Par ailleurs la question du faux témoignage est masquée aux jurés, on ne fait pas répéter au témoin André Terrier qu’il est le seul selon ses dires à pouvoir confectionner un colis piégé avec l’accusé. L’expert commis par M. Massé qui a démontré dans un rapport que l’écriture qui figure sur le colis n’est pas la sienne est vouée aux gémonies par la partie civile aux fins de l’empêcher de déposer : ni le président, ni les avocats de la défense ne s’interposent.

 

Le président profite de même de la déshérence de la défense et réussit à glisser une comparaison entre les planches qu’on a trouvées au domicile de l’accusé et celles du colis alors que les expertises ont démontré qu’elles n’ont rien à voir, mais M. Massé est paralysé par l’intimation de ses défenseurs de ne pas répliquer. Eux-mêmes semblent tout autant tétanisés.

 

Et c’est dans ces conditions qu’il est condamné à 25 ans de prison.

 

Le Président commentera le verdict qui condamne M. Massé pour Stéphane Durand-Soufflant qui le retranscrit en 2011 dans un livre consacré à l’affaire Jacques Viguier :

« En tous cas, la seule accusation qui met Jacques Richiardi en rogne, c’est celle qui consiste à le présenter comme répressif. Il croit savoir d’où lui vient cette réputation : de l’issue d’un procès qu’il présidait et où, pour la première fois, un accusé qui avait été acquitté et se trouvait jugé à nouveau sur appel du parquet, a été condamné à vingt-cinq ans de réclusion criminelle. Le président n’en aurait pas dormi pendant plusieurs nuits. Il ne dit jamais aux jurés, précise-t-il, ce qu’il inscrit sur le bulletin secret qu’il glisse dans l’urne avec les leurs… »

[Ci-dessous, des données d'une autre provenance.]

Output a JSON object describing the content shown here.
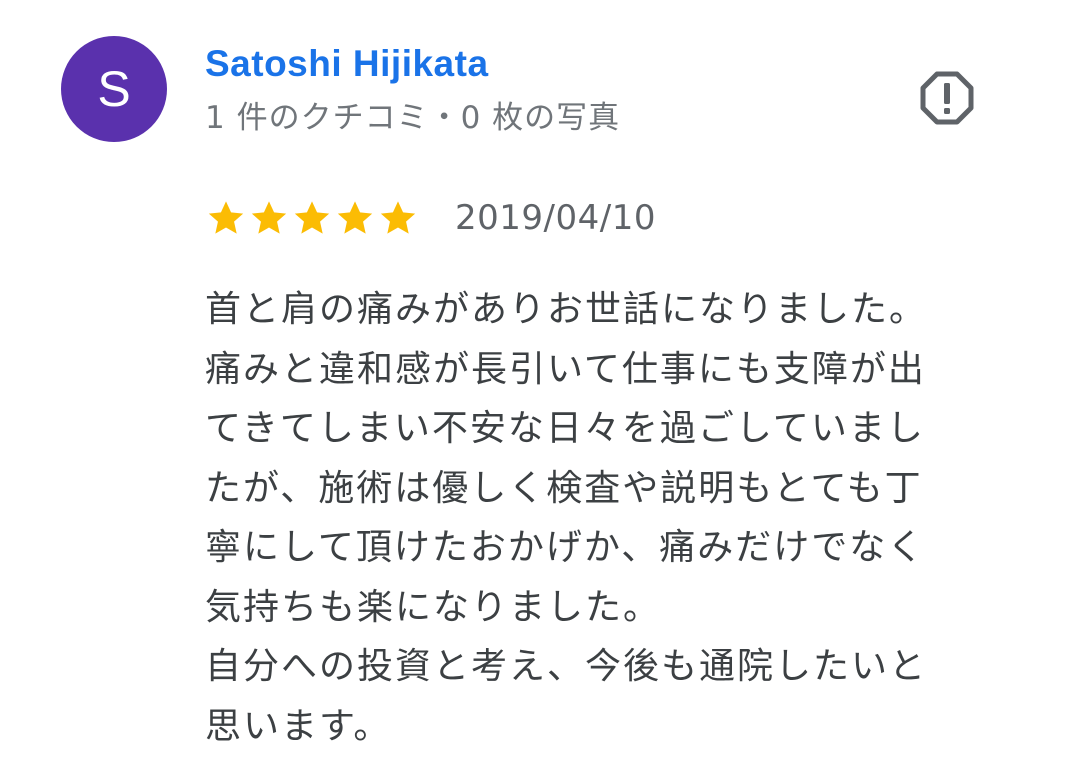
{
  "reviewer": {
    "avatar_initial": "S",
    "avatar_color": "#5a31ad",
    "name": "Satoshi Hijikata",
    "name_color": "#1a73e8",
    "meta": "1 件のクチコミ・0 枚の写真"
  },
  "actions": {
    "report_icon": "report-flag-octagon-icon"
  },
  "review": {
    "rating": 5,
    "rating_max": 5,
    "star_color": "#fbbc04",
    "date": "2019/04/10",
    "text_lines": [
      "首と肩の痛みがありお世話になりました。",
      "痛みと違和感が長引いて仕事にも支障が出",
      "てきてしまい不安な日々を過ごしていまし",
      "たが、施術は優しく検査や説明もとても丁",
      "寧にして頂けたおかげか、痛みだけでなく",
      "気持ちも楽になりました。",
      "自分への投資と考え、今後も通院したいと",
      "思います。"
    ]
  }
}
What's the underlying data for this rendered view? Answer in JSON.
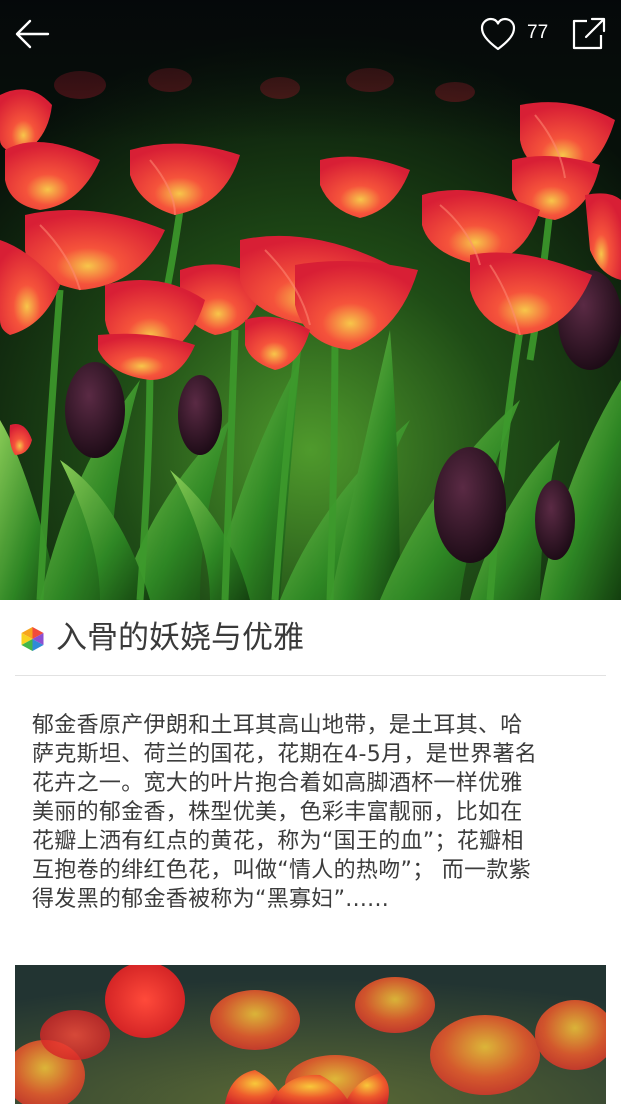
{
  "topbar": {
    "back_icon": "arrow-left-icon",
    "like_icon": "heart-outline-icon",
    "like_count": "77",
    "share_icon": "share-out-icon"
  },
  "article": {
    "logo_icon": "app-logo-icon",
    "title": "入骨的妖娆与优雅",
    "description_lines": [
      "郁金香原产伊朗和土耳其高山地带，是土耳其、哈",
      "萨克斯坦、荷兰的国花，花期在4-5月，是世界著名",
      "花卉之一。宽大的叶片抱合着如高脚酒杯一样优雅",
      "美丽的郁金香，株型优美，色彩丰富靓丽，比如在",
      "花瓣上洒有红点的黄花，称为“国王的血”；花瓣相",
      "互抱卷的绯红色花，叫做“情人的热吻”； 而一款紫",
      "得发黑的郁金香被称为“黑寡妇”......"
    ]
  },
  "colors": {
    "title_text": "#3a3a3a",
    "body_text": "#3c3c3c",
    "divider": "#e2e2e2",
    "tulip_red": "#f03a45",
    "tulip_yellow": "#f2c33a",
    "leaf_green": "#2f8a25",
    "dark_tulip": "#2a1422"
  }
}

La dernière phrase recèle un pléonasme tant empli de sous-entendus que nous nous abstiendrons de le commenter, supposant une mauvaise retranscription des propos.

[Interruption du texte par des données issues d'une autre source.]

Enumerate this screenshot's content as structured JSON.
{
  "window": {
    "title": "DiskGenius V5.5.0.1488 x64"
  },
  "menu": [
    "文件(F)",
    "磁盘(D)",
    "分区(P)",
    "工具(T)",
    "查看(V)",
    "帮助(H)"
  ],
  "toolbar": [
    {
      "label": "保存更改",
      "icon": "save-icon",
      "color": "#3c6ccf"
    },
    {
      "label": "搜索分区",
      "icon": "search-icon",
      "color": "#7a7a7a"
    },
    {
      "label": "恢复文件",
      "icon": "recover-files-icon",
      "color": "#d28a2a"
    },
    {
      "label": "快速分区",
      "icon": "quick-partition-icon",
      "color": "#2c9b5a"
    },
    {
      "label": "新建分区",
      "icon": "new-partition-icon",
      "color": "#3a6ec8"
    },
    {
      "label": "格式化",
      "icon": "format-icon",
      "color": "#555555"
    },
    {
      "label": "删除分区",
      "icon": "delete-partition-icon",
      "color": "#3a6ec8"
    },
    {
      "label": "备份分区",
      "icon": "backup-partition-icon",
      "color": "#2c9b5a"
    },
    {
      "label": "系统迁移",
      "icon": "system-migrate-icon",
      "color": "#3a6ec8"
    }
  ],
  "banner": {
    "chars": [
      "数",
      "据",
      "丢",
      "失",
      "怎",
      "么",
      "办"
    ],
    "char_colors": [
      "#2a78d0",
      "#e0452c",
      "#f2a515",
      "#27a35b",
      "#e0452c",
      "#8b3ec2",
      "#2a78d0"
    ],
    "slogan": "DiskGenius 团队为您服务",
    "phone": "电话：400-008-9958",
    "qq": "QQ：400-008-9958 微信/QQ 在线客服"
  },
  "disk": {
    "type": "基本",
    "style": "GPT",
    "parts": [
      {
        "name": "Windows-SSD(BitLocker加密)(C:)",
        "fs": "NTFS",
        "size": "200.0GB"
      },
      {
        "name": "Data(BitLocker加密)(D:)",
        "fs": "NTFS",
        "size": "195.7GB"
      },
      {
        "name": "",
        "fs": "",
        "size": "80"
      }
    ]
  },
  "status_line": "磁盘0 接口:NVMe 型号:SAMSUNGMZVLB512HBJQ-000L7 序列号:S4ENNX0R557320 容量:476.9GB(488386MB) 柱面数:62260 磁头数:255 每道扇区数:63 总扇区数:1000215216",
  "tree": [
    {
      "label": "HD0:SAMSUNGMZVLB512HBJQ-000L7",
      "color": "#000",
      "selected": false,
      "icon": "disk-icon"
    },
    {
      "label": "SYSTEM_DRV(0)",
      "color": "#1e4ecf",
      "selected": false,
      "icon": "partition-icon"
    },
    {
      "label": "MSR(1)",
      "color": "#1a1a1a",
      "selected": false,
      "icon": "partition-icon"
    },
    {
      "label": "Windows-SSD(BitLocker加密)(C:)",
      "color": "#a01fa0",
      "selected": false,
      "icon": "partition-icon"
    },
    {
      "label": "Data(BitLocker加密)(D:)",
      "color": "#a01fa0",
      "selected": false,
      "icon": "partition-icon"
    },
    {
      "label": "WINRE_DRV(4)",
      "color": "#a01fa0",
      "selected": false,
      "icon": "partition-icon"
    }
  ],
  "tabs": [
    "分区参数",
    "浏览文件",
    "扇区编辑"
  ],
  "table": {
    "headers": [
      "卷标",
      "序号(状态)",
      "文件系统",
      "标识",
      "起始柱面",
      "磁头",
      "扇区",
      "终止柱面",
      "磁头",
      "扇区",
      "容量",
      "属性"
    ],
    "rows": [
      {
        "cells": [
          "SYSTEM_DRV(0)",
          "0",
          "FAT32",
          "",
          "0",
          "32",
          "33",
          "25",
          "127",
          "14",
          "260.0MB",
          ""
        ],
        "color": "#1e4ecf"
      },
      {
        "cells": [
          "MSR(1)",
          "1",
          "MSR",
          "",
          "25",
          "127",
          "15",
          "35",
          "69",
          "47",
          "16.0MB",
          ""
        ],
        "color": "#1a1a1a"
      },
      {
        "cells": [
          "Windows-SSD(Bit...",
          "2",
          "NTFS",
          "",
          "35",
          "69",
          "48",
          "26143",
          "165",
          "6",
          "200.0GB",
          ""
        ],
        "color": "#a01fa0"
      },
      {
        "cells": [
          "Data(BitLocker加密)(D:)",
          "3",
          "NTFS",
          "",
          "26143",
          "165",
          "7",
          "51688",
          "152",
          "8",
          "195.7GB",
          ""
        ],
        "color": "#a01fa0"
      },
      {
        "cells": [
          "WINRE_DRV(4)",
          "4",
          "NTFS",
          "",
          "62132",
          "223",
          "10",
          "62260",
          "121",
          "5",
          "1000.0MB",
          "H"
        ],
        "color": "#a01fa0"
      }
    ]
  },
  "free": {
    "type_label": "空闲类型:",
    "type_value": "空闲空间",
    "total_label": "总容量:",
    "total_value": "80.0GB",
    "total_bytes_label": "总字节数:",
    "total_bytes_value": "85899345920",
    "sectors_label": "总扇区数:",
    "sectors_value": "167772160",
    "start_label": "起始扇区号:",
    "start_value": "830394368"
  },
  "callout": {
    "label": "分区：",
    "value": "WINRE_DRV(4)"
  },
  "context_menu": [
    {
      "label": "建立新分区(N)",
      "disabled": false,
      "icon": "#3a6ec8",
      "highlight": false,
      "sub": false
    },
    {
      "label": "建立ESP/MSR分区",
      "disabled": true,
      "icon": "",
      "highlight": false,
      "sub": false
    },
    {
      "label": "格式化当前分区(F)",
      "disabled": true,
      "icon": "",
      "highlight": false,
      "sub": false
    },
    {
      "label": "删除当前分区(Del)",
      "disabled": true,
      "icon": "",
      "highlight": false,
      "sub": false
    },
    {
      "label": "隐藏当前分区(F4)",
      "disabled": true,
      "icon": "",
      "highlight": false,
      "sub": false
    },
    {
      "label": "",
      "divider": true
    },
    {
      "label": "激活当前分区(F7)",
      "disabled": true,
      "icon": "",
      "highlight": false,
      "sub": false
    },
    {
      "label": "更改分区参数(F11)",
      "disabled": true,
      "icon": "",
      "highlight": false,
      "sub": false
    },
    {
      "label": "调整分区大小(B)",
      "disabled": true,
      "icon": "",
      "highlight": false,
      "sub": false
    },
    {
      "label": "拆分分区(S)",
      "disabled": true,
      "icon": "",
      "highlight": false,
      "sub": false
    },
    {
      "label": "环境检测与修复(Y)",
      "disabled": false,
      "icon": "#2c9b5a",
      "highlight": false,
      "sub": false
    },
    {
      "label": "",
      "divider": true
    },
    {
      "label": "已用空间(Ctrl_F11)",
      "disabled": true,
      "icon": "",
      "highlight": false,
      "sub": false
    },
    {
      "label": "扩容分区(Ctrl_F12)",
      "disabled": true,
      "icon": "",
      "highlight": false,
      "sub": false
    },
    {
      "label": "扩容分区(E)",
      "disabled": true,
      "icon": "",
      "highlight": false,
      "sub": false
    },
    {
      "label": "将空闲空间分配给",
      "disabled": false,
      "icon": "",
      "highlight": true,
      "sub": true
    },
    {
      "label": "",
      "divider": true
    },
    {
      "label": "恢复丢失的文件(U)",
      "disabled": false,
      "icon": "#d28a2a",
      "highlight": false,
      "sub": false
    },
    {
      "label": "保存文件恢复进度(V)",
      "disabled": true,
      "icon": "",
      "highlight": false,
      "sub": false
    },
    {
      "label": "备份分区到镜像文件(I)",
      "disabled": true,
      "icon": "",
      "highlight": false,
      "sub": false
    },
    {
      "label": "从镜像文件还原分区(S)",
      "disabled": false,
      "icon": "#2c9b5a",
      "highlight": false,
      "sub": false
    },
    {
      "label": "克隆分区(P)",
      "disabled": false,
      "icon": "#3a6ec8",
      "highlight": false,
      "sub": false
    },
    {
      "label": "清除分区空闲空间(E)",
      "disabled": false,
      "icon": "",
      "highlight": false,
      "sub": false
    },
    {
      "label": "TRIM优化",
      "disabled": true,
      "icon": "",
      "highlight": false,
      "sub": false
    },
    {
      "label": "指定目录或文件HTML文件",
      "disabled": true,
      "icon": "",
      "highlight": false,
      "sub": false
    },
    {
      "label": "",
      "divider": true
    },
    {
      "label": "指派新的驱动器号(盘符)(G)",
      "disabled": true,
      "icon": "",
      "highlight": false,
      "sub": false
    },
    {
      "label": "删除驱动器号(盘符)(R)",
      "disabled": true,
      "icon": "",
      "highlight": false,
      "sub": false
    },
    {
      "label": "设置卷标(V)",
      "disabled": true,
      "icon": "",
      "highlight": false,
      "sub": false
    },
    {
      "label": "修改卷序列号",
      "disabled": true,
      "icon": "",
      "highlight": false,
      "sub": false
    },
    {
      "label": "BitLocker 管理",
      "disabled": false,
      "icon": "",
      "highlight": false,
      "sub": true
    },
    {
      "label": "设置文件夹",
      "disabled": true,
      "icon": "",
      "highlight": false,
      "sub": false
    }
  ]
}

Nous avons souhaité retracer ce tableau pour que vous puissiez vous rendre compte par vous-même qu’il peut survenir des procès criminels où la vérité des faits est biaisée, faussée par une présentation partielle à quoi s’ajoutent nombre de curiosités procédurales exorbitantes de tout droit, rappelant comme le souligne Henri Leclerc que la procédure est orale et se détache du dossier écrit qui la constitue – lui-même construit de façon partiale et incomplète, comme le signale le président des assises lui-même.

M. Massé n’obtient pas non plus cassation puisque ses avocats – décidément – ne veillent pas à ce qu’il puisse présenter un mémoire dans les délais impartis. Ils semblent ne pas savoir non plus que le motif de rejet de la cassation – le fait que l’accusé aurait dû demander la récusation du Président avant le délibéré et ne peut plus s’en prévaloir après – ne résisterait pas devant la Cour européenne des Droits de l’Homme qui juge naturellement depuis l’arrêt Remli c/France  notamment que les droits fondamentaux touchant à l’impartialité du tribunal doivent s’appliquer, même lorsqu’un accusé méconnaît les voies procédurales pour demander l’application de la loi, et moins encore que la carence d’une motivation de l’arrêt d’assises dans de telles circonstances est une atteinte caractérisée à l’article 6-1 de la Convention.

 

Lorsqu’il ne restera plus à sa disposition que la procédure de révision des condamnations pénales, la question qui se posera est celle de la vision parcellaire de la vérité que propose l’accusation au regard des faits et des circonstances. Le doute sur la culpabilité de M. Massé proviendra du fait que l’on peut concevoir – en s’appuyant sur des éléments factuels inconnus des jurés – un autre mobile, un autre déroulement.

Ce que les gendarmes avaient proposé en vain le premier jour suivant le drame.

 

 

 

La constitution du Comité de soutien.

 

Yannick, fils de Daniel Massé a pris la décision de mettre sa vie entre parenthèses pour venir en aide à son père, corps et âme, après l’échec du pourvoi en cassation.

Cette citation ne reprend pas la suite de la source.